Une fortune ? « Un vêtement n’a pas de prix ! », rétorque John Sambi, 27 ans, autoproclamé « Roi de la Sape ». Les sapeurs – qui seraient quelques milliers à Kinshasa, ville de 10 millions d’habitants – ne sont pourtant pas mieux lotis. Junior Kipulu – alias « Maison Rei », une référence à la créatrice japonaise de Comme des Garçons, Rei Kawakubo – reçoit pour l’heure des créations offertes par des proches en Europe.

« La vie est difficile, justifie le céramiste de 28 ans qui, les mois fastes, gagne 350 dollars. J’ai un enfant qui va à l’école et je ne veux pas dépenser le coût des frais de scolarité pour de la Sape ». Pour Mobonda Elabe, connu dans le milieu sous le nom de « Chancelier », c’est une aberration. « Un sapeur qui fait la mendicité des habits n’est pas un vrai sapeur », tonne avec dédain ce cambiste de 37 ans.

Lui est marié et père de trois enfants. « Je gagne environ 800 dollars et, tous les mois, j’en garde 300 pour la sape ». Résultat : des malles et des valises qui débordent de vêtements Marithé et François Girbaud, Cerruti, Jean Paul Gaultier, Yohji Yamamoto, Issey Miyake, Dior, qu’il repère sur internet. Il transfère ensuite la somme nécessaire à ses sœurs en France et en Angleterre.

Des boots en poil de lion John Galliano

Dada Weston se ravitaille aussi grâce au web. « Je négocie les meilleurs tarifs par email avec des Congolais de la diaspora à Paris et, quand ils viennent au pays, j’achète avec les petits 10 ou 20 dollars que j’avais mis de côté ». Il a ainsi acquis, entre autres, des boots en poil de lion de John Galliano et, sans surprise, une paire de Weston : « En Europe, elle coûte 1 100 euros mais je l’ai ai achetées à 220 dollars ».

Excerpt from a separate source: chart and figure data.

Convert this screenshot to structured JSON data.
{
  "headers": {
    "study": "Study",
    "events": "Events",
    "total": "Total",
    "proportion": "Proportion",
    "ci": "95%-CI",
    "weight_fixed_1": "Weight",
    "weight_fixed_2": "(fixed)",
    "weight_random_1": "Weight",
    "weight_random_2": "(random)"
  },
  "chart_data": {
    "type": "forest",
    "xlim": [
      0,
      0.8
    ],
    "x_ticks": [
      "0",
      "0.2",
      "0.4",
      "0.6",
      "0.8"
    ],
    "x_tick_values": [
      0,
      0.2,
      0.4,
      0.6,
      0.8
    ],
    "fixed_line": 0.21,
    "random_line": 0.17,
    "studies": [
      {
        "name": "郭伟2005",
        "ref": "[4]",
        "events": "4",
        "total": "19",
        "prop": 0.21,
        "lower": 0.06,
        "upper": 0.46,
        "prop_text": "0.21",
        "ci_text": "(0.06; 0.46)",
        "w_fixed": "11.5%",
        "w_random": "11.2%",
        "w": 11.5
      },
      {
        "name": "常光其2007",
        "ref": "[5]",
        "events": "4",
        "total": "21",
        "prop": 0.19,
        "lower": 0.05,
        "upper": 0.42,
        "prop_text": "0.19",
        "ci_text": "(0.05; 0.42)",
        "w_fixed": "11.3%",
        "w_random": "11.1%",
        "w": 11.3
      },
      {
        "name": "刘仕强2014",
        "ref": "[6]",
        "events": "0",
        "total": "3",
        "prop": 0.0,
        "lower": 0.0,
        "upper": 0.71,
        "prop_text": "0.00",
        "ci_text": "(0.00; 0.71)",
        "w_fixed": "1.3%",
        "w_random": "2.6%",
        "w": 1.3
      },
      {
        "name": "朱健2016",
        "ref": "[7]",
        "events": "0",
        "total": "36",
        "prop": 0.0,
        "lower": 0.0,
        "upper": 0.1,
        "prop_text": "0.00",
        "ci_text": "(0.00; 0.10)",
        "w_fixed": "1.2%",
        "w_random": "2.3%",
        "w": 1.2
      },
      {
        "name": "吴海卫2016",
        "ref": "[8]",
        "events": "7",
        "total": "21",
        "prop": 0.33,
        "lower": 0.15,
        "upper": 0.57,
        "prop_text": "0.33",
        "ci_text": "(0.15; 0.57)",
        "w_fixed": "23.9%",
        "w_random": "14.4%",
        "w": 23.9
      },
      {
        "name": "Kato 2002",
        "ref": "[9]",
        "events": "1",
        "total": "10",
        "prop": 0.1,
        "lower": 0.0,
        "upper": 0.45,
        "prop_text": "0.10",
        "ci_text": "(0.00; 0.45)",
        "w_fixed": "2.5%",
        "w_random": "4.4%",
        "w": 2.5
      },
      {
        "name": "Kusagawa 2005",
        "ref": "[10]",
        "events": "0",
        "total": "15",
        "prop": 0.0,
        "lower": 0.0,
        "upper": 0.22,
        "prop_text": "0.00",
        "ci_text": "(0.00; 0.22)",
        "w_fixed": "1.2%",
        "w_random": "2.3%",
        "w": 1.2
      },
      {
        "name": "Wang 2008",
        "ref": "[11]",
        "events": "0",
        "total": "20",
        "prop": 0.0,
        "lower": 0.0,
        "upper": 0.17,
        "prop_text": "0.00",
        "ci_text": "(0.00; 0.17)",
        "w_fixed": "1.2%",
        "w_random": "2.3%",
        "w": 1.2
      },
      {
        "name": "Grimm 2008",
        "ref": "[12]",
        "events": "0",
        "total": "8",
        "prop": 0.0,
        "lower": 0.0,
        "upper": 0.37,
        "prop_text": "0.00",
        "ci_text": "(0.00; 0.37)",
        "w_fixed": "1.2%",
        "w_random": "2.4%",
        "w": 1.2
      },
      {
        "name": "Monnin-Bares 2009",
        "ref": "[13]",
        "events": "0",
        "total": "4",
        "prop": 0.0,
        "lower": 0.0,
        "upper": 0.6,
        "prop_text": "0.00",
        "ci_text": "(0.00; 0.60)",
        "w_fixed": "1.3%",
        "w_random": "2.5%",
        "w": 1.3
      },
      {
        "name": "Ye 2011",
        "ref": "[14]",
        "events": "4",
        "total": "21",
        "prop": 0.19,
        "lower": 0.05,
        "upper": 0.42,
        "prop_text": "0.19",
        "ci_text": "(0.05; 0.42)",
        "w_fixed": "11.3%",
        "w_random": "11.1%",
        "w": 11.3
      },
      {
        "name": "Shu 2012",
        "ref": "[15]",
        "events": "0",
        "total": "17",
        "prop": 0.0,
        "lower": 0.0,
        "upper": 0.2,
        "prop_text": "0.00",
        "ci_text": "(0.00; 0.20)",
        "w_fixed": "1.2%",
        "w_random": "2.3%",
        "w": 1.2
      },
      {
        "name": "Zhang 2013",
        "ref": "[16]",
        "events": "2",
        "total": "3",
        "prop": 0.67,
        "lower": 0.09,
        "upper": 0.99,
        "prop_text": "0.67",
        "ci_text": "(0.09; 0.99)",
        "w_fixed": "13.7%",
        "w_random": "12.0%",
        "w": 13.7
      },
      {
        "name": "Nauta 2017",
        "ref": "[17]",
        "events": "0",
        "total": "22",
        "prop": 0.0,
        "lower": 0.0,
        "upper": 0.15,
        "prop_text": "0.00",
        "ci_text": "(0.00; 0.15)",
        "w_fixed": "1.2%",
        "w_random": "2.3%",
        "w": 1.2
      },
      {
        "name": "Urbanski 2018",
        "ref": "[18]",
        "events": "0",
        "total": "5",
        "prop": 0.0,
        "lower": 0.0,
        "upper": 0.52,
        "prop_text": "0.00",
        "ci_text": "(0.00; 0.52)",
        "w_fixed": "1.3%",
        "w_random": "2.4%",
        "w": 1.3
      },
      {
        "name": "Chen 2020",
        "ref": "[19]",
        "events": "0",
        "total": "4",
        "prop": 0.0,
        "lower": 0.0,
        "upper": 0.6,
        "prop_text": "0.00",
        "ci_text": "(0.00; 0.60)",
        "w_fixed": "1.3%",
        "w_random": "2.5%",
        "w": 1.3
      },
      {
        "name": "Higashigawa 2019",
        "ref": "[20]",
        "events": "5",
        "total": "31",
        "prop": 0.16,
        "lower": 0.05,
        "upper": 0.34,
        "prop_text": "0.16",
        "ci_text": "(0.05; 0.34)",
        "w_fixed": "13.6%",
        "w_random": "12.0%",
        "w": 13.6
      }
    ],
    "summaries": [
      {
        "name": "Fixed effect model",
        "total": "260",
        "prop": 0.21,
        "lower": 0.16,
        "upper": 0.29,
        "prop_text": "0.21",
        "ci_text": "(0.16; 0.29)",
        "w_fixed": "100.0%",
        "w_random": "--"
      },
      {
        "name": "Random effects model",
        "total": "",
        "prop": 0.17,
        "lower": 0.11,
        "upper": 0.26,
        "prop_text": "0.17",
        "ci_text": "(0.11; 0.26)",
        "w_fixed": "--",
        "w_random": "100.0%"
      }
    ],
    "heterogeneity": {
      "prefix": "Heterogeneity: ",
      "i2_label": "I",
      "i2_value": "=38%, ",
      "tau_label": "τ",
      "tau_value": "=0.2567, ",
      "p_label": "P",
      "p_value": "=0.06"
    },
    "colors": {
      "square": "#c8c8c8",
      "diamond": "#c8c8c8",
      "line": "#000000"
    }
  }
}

Acheter des créations d’occasion provenant de l’étranger : une pratique tolérée par les puristes de la Sape. Mais être surpris à fouiner dans les friperies kinoises, c’est prendre le risque d’être déconsidéré, voire méprisé. Reste qu’en secret – faute de moyens – certains s’habillent dans des friperies et que, du coup, « jamais ils ne le diront », affirme Deogracias Kihalu, un photographe qui suit souvent les sapeurs.

Plus c’est cher, mieux c’est ? De plus en plus, on vante dans les shows de Sape les marques de prêt-à-porter H&M ou Zara. « Toute griffe est considérable, tout ce qui est étiquette a de la valeur pour la Sape », justifie Maison Rei. Chancelier acquiesce. « Zara coud très bien. La Sape, ce n’est pas forcément acheter le plus cher, il faut avoir le coup d’œil ».